The play is subtitled, "A Dark Comedy About the Dark Ages." And dark it is for the monks who inhabit the monastery. They have run out of cash. The skeletal remains of St. Foy lying on the altar isn't drawing crowds anymore. There hasn't been a miracle for 13 years. Raising cash by charging a fee to view and to pray at the feet of St. Foy is their only way to bring in money. Now, they have been reduced to accepting a button to let someone through.
Mr. Hollinger's farce takes a while to warm up. A farce with a handful of monks making their way around the stage hasn't brought laughs so far.
Act 2 is another story, and should be. Desperate for money, the monks resort to digging up graves, boiling the corpses and selling off parts as saints in order to raise money and fill the coffers of the church. Now they can help the poor and feed themselves.
This idea was brought to them by a minstrel who found the rival monastery doing the same thing.
Before this, the praying pilgrims had high-tailed it off to the rival monastery run by the abbot's sister where there is a duplicate St. Foy set of bones sold to them by a one-eyed, grave-robbing minstrel, which is causing the blind to see and the lame to walk. Their coffers are overflowing.

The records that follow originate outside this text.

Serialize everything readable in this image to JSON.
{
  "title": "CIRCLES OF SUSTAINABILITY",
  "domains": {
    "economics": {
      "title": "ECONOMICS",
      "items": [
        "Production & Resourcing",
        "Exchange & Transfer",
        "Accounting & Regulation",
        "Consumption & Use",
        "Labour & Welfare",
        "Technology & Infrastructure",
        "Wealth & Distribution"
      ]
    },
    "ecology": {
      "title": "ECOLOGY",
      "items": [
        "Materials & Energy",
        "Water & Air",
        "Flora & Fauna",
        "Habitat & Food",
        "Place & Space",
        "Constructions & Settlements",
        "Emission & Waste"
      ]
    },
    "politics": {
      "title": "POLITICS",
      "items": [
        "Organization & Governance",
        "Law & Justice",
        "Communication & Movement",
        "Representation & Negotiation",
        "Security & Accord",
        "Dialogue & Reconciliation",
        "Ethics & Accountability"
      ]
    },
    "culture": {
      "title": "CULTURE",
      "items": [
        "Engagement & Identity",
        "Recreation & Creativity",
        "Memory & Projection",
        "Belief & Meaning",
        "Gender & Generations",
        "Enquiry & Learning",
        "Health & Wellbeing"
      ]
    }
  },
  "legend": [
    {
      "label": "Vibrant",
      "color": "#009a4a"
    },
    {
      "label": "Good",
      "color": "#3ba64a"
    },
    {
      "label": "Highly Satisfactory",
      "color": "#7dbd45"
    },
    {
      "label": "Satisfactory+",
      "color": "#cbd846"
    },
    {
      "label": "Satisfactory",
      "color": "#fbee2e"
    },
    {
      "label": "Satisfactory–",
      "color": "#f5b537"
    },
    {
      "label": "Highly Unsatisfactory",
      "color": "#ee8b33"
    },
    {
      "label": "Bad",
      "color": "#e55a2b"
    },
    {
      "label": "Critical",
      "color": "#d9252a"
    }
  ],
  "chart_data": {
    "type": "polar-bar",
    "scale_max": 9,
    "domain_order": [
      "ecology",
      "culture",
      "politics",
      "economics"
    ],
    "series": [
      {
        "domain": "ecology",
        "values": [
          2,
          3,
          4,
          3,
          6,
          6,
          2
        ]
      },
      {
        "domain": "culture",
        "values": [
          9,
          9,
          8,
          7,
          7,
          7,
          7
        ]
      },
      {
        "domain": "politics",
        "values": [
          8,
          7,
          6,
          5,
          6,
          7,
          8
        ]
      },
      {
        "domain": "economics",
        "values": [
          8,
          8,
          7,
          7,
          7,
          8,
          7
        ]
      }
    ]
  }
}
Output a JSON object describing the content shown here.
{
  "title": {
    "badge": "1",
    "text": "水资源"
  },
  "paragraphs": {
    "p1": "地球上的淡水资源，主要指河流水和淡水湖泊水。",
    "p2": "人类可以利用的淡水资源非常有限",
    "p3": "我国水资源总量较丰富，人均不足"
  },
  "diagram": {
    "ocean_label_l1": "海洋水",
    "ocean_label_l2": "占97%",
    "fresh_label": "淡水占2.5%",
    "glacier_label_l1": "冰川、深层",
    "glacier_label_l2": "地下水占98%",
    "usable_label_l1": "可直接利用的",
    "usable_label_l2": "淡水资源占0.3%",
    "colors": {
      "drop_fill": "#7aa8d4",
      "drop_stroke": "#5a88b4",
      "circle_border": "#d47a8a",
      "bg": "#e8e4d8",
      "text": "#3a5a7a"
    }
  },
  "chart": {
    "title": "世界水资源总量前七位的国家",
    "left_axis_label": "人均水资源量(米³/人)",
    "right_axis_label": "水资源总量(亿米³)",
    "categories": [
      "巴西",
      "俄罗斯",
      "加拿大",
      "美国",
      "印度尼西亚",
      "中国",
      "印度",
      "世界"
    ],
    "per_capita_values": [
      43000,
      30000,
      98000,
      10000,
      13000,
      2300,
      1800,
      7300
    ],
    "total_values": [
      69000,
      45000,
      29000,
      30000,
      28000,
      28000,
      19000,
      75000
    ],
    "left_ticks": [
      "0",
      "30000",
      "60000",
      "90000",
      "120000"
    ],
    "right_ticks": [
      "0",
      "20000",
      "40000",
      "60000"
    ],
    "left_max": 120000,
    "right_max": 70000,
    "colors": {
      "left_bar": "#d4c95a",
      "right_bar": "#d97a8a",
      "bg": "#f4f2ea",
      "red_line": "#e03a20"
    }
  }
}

Most of this brings laughs. Making fun of the church is something that wouldn't have been done too many years ago. The church, however, has loosened up and is having as much fun as the rest of us.
During the 13th century, if there's a dead holy person that doesn't decay, this is an incorruptible, and so the title.
After a major fuss, the minstrel's young wife is talked into becoming an incorruptible and lies very still on the altar. This is pure farce, as the girl is on again and off again and is very funny indeed.
She goes in and out of the bag which brought her in with the rest of the corpses. While she is on the altar, you wonder why the monks don't recognize her. She danced for them earlier.
The monks march in and out, but suddenly the sister of the abbot turns up and starts a row.
Mr. Hollinger finally gathers the players, and magically everything turns out fine.
The cast at CVLT struggles with the staging. Even funny man Bob McCoy can't get the audience involved. Call it opening-night jitters or confused directing. Surely, the play will come together the rest of the way.